Schlumberger NV supplies technology, integrated project management and information solutions to customers working in the oil and gas industry worldwide. Schlumberger is capitalizing on the demand that is appearing from higher exploration and development activity offshore and in key land markets. Demand for its product and services is strong in the Middle East, Asia, Saudi Arabia and the United Arab Emirates. Strong exploration activities add considerable growth for the company in Malaysia and Australia; deepwater exploration work and strong project management activity occur in Latin America.
With strong exploration activities all around the world and with strong software and multi-client seismic sales, Schlumberger has been able to achieve 8% growth in revenues. Strong activities in Malaysia, Saudi Arabia and Middle East regions added 11% growth in its International Area revenue. Its margins also expanded by 200 basis points internationally. Consequently, it has generated 15% growth in pretax income in 2013. Exploration and production activities continue to remain strong, as evident by expected increased spending from ConocoPhillips, Devon Energy and Occidental Petroleum. Further, the global economy is expected to remain strong and companies focus toward liquid plays. E&P activities are expected to be strong in international regions and, with the positive outlook for deepwater in the Gulf of Mexico, the company is looking to generate high single digit growth again in the 2014.

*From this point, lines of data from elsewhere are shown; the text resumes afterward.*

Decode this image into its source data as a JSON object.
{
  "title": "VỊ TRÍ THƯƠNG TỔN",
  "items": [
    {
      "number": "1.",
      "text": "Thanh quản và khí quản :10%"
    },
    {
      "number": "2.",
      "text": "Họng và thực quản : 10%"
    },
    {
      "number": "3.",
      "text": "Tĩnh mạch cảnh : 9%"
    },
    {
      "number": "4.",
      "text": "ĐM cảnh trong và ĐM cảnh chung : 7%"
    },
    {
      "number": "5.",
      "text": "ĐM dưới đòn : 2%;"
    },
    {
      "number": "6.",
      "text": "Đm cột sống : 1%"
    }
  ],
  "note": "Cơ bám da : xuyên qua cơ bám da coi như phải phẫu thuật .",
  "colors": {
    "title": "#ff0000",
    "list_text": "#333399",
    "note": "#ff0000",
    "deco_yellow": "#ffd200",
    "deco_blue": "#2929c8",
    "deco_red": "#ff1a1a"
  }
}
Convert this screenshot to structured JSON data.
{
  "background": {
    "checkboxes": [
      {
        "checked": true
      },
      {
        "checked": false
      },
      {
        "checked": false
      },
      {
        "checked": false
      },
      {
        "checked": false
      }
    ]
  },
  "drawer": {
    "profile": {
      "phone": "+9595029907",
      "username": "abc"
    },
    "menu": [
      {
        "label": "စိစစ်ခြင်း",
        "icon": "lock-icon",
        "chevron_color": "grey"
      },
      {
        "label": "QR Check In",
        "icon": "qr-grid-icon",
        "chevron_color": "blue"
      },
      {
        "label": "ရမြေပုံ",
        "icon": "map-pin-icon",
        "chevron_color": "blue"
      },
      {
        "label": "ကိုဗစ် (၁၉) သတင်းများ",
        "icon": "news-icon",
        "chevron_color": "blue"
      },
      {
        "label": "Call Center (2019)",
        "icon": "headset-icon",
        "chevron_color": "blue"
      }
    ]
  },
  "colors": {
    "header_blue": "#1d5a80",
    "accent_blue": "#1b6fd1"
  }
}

Operating cash flows expanded from $6.8 billion to $9.8 billion in 2013 with solid top and bottom line growth. Thus, free cash flows expanded to $5.8 billion, which covers dividend payments of only $1.6 billion. Schlumberger has been also working on buying back shares, which is further enhancing dividends and earnings per share. With the predicted high single digit growth in top line and double digit growth in operating earnings, cash flows will again increase considerably. Therefore, we can expect a huge increase in dividends as what already happened recently when the company had a 28% increase in dividends.
NOV Dividend data by YCharts
Rev Growth (3 Yr Avg)
Net Income Growth (3 Yr Avg)
Operating Margin % TTM
Net Margin % TTM
National Oilwell Varco and Schlumberger are generating strong growth in the top and bottom lines. Both are well set to continue the trend this year. Looking at financial ratios, Schlumberger looks to be on top. It has been generating high revenue growth and has high margins. However, looking at valuations, NOV is currently offering a much better entry point, trading at only 13.8 times to earnings. NOV has also generated strong growth and is well set to keep its momentum. The upcoming spinoff definitely adds value to its remaining business. Both companies have raised dividends in the last year and are in a position to make more increases this year. However, their yields are not high, so we cannot consider them for a dividend portfolio. This means both are considered more for value stocks than dividends. Apply a simple rule, which most investors do: buy at a dip with strong fundamentals, and sell when it reaches fair value.
Considering this approach, NOV looks to be in the better position. After reaching its 52-week high late last year, it came down significantly. It is currently trading at a discount over SLB and the industry average. Its increasing dividends also allows investors to keep patience and hold the stock until it again regains momentum, which it is likely to do with strong growth prospects in place. It has invested heavily in its business. The drilling industry is predicted to grow as it has grown in the past year. Oil production is also expected to increase, with stable prices, while gas prices are likely to remain sluggish. NOV's Rig Technology and Petroleum Services businesses have the capability to capitalize on the demand.
Disclosure: I have no positions in any stocks mentioned, and no plans to initiate any positions within the next 72 hours. I wrote this article myself, and it expresses my own opinions. I am not receiving compensation for it (other than from Seeking Alpha). I have no business relationship with any company whose stock is mentioned in this article.